Bail, recognizance, or conditional release; failure to appear; penalties.
Whoever is charged with a felony and is released from custody under bail, recognizance, or a conditioned release and willfully fails to appear before the court granting such release when legally required or to surrender himself within three days thereafter, shall be guilty of a Class IV felony, in addition to any other penalties or forfeitures provided by law.
Whoever is charged with a misdemeanor or violation of city or village ordinance, conviction of which would carry a jail sentence of more than ninety days, who is released from custody under bail or recognizance or conditioned release and who willfully fails to appear before the court granting such release when legally required to surrender himself or within three days thereafter, shall be guilty of a Class II misdemeanor, in addition to any other penalties or forfeitures provided by law.
Source:Laws 1971, LB 274, § 1; Laws 1977, LB 40, § 115.
As used in this section, failure to appear before the court includes a convicted defendant who willfully fails to comply with a sentencing court's order to report to a court-designated officer who is legally authorized to take him into custody so that he may begin his sentence after a conditioned release or a release under recognizance. State v. Moss, 240 Neb. 21, 480 N.W.2d 198 (1992).
Court when releasing a defendant on bond need only inform defendant of special or unusual condition of his bail attached thereto and no duty exists to inform the defendant of obvious condition to return to the court as ordered nor inform defendant of possible penalty for failure to appear. State v. King, 214 Neb. 855, 336 N.W.2d 576 (1983).
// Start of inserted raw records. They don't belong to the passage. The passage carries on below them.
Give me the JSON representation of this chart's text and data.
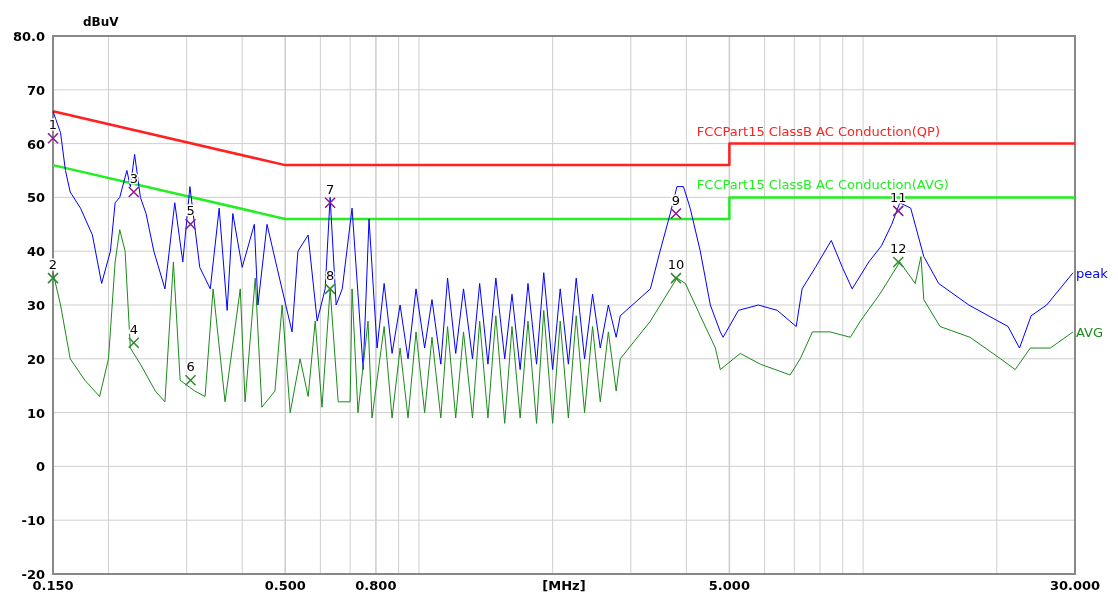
{
  "chart_data": {
    "type": "line",
    "ylabel": "dBuV",
    "xlabel": "[MHz]",
    "log": "x",
    "grid": true,
    "legend": false,
    "marker": "none",
    "line_style": "solid",
    "xlim": [
      0.15,
      30
    ],
    "ylim": [
      -20,
      80
    ],
    "xticks": [
      {
        "value": 0.15,
        "label": "0.150"
      },
      {
        "value": 0.2,
        "label": null
      },
      {
        "value": 0.3,
        "label": null
      },
      {
        "value": 0.4,
        "label": null
      },
      {
        "value": 0.5,
        "label": "0.500"
      },
      {
        "value": 0.6,
        "label": null
      },
      {
        "value": 0.7,
        "label": null
      },
      {
        "value": 0.8,
        "label": "0.800"
      },
      {
        "value": 0.9,
        "label": null
      },
      {
        "value": 1,
        "label": null
      },
      {
        "value": 2,
        "label": null
      },
      {
        "value": 3,
        "label": null
      },
      {
        "value": 4,
        "label": null
      },
      {
        "value": 5,
        "label": "5.000"
      },
      {
        "value": 6,
        "label": null
      },
      {
        "value": 7,
        "label": null
      },
      {
        "value": 8,
        "label": null
      },
      {
        "value": 9,
        "label": null
      },
      {
        "value": 10,
        "label": null
      },
      {
        "value": 20,
        "label": null
      },
      {
        "value": 30,
        "label": "30.000"
      }
    ],
    "yticks": [
      -20,
      -10,
      0,
      10,
      20,
      30,
      40,
      50,
      60,
      70,
      {
        "value": 80,
        "label": "80.0"
      }
    ],
    "series": [
      {
        "name": "FCCPart15 ClassB AC Conduction(QP)",
        "color": "#ff2020",
        "x": [
          0.15,
          0.5,
          5,
          5,
          30
        ],
        "values": [
          66,
          56,
          56,
          60,
          60
        ]
      },
      {
        "name": "FCCPart15 ClassB AC Conduction(AVG)",
        "color": "#22ee22",
        "x": [
          0.15,
          0.5,
          5,
          5,
          30
        ],
        "values": [
          56,
          46,
          46,
          50,
          50
        ]
      },
      {
        "name": "peak",
        "color": "#0000ff",
        "x": [
          0.15,
          0.156,
          0.16,
          0.164,
          0.173,
          0.184,
          0.193,
          0.202,
          0.207,
          0.212,
          0.22,
          0.224,
          0.229,
          0.236,
          0.243,
          0.253,
          0.268,
          0.282,
          0.294,
          0.305,
          0.321,
          0.339,
          0.355,
          0.37,
          0.381,
          0.4,
          0.426,
          0.434,
          0.455,
          0.479,
          0.518,
          0.534,
          0.563,
          0.59,
          0.615,
          0.631,
          0.651,
          0.672,
          0.707,
          0.749,
          0.772,
          0.805,
          0.835,
          0.87,
          0.907,
          0.945,
          0.985,
          1.03,
          1.07,
          1.12,
          1.16,
          1.21,
          1.26,
          1.32,
          1.37,
          1.43,
          1.49,
          1.56,
          1.62,
          1.69,
          1.76,
          1.84,
          1.91,
          2.0,
          2.08,
          2.17,
          2.26,
          2.36,
          2.46,
          2.56,
          2.67,
          2.78,
          2.84,
          3.32,
          3.49,
          3.68,
          3.81,
          3.94,
          4.08,
          4.3,
          4.53,
          4.77,
          4.84,
          5.24,
          5.81,
          6.41,
          7.07,
          7.29,
          7.81,
          8.48,
          8.98,
          9.45,
          10.3,
          11.0,
          11.6,
          12.1,
          12.8,
          13.7,
          14.8,
          17.3,
          21.2,
          22.5,
          23.9,
          25.9,
          29.7
        ],
        "values": [
          66,
          62,
          55,
          51,
          48,
          43,
          34,
          40,
          49,
          50,
          55,
          52,
          58,
          50,
          47,
          40,
          33,
          49,
          38,
          52,
          37,
          33,
          48,
          29,
          47,
          37,
          45,
          30,
          45,
          37,
          25,
          40,
          43,
          27,
          33,
          50,
          30,
          33,
          48,
          18,
          46,
          22,
          34,
          21,
          30,
          20,
          33,
          22,
          31,
          19,
          35,
          21,
          33,
          20,
          34,
          19,
          35,
          20,
          32,
          18,
          34,
          19,
          36,
          18,
          33,
          19,
          35,
          20,
          32,
          22,
          30,
          24,
          28,
          33,
          40,
          47,
          52,
          52,
          48,
          40,
          30,
          25,
          24,
          29,
          30,
          29,
          26,
          33,
          37,
          42,
          37,
          33,
          38,
          41,
          45,
          49,
          48,
          39,
          34,
          30,
          26,
          22,
          28,
          30,
          36
        ]
      },
      {
        "name": "AVG",
        "color": "#1a8a1a",
        "x": [
          0.15,
          0.156,
          0.164,
          0.177,
          0.191,
          0.2,
          0.207,
          0.212,
          0.218,
          0.224,
          0.236,
          0.255,
          0.268,
          0.28,
          0.29,
          0.313,
          0.33,
          0.344,
          0.366,
          0.396,
          0.406,
          0.428,
          0.443,
          0.474,
          0.492,
          0.513,
          0.54,
          0.563,
          0.584,
          0.605,
          0.631,
          0.658,
          0.7,
          0.707,
          0.729,
          0.768,
          0.784,
          0.835,
          0.87,
          0.907,
          0.945,
          0.985,
          1.03,
          1.07,
          1.12,
          1.16,
          1.21,
          1.26,
          1.32,
          1.37,
          1.43,
          1.49,
          1.56,
          1.62,
          1.69,
          1.76,
          1.84,
          1.91,
          2.0,
          2.08,
          2.17,
          2.26,
          2.36,
          2.46,
          2.56,
          2.67,
          2.78,
          2.84,
          3.32,
          3.68,
          3.81,
          3.98,
          4.3,
          4.65,
          4.77,
          5.29,
          5.87,
          6.85,
          7.22,
          7.69,
          8.43,
          9.36,
          9.86,
          10.9,
          12.1,
          13.1,
          13.5,
          13.7,
          14.9,
          17.4,
          20.4,
          22.0,
          23.8,
          26.4,
          29.7
        ],
        "values": [
          36,
          30,
          20,
          16,
          13,
          20,
          38,
          44,
          40,
          22,
          19,
          14,
          12,
          38,
          16,
          14,
          13,
          33,
          12,
          33,
          12,
          35,
          11,
          14,
          30,
          10,
          20,
          13,
          27,
          11,
          33,
          12,
          12,
          33,
          10,
          27,
          9,
          26,
          9,
          22,
          9,
          25,
          10,
          24,
          9,
          26,
          9,
          25,
          9,
          27,
          9,
          28,
          8,
          26,
          9,
          27,
          8,
          29,
          8,
          27,
          9,
          28,
          10,
          26,
          12,
          25,
          14,
          20,
          27,
          33,
          35,
          34,
          28,
          22,
          18,
          21,
          19,
          17,
          20,
          25,
          25,
          24,
          27,
          32,
          38,
          34,
          39,
          31,
          26,
          24,
          20,
          18,
          22,
          22,
          25
        ]
      },
      {
        "type": "scatter",
        "marker": "cross",
        "color": "#8b1a8b",
        "x": [
          0.15,
          0.228,
          0.306,
          0.631,
          3.79,
          12.0
        ],
        "values": [
          61,
          51,
          45,
          49,
          47,
          47.5
        ]
      },
      {
        "type": "scatter",
        "marker": "cross",
        "color": "#2e8b2e",
        "x": [
          0.15,
          0.228,
          0.306,
          0.631,
          3.79,
          12.0
        ],
        "values": [
          35,
          23,
          16,
          33,
          35,
          38
        ]
      }
    ],
    "annotations": [
      {
        "text": "1",
        "x": 0.15,
        "y": 61
      },
      {
        "text": "2",
        "x": 0.15,
        "y": 35
      },
      {
        "text": "3",
        "x": 0.228,
        "y": 51
      },
      {
        "text": "4",
        "x": 0.228,
        "y": 23
      },
      {
        "text": "5",
        "x": 0.306,
        "y": 45
      },
      {
        "text": "6",
        "x": 0.306,
        "y": 16
      },
      {
        "text": "7",
        "x": 0.631,
        "y": 49
      },
      {
        "text": "8",
        "x": 0.631,
        "y": 33
      },
      {
        "text": "9",
        "x": 3.79,
        "y": 47
      },
      {
        "text": "10",
        "x": 3.79,
        "y": 35
      },
      {
        "text": "11",
        "x": 12.0,
        "y": 47.5
      },
      {
        "text": "12",
        "x": 12.0,
        "y": 38
      }
    ]
  }
}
A defendant who is released following imposition of sentence under a stay of execution with orders to reappear upon further order of the court has been "released from custody under a conditioned release" within the meaning of this section, and violates said provision by failing to appear when so ordered by the court. State v. Robinson, 209 Neb. 726, 311 N.W.2d 7 (1981).
A person already found guilty of a felony is still a person "charged with a felony," under the terms of this section. State v. McDaniel, 205 Neb. 53, 285 N.W.2d 841 (1979).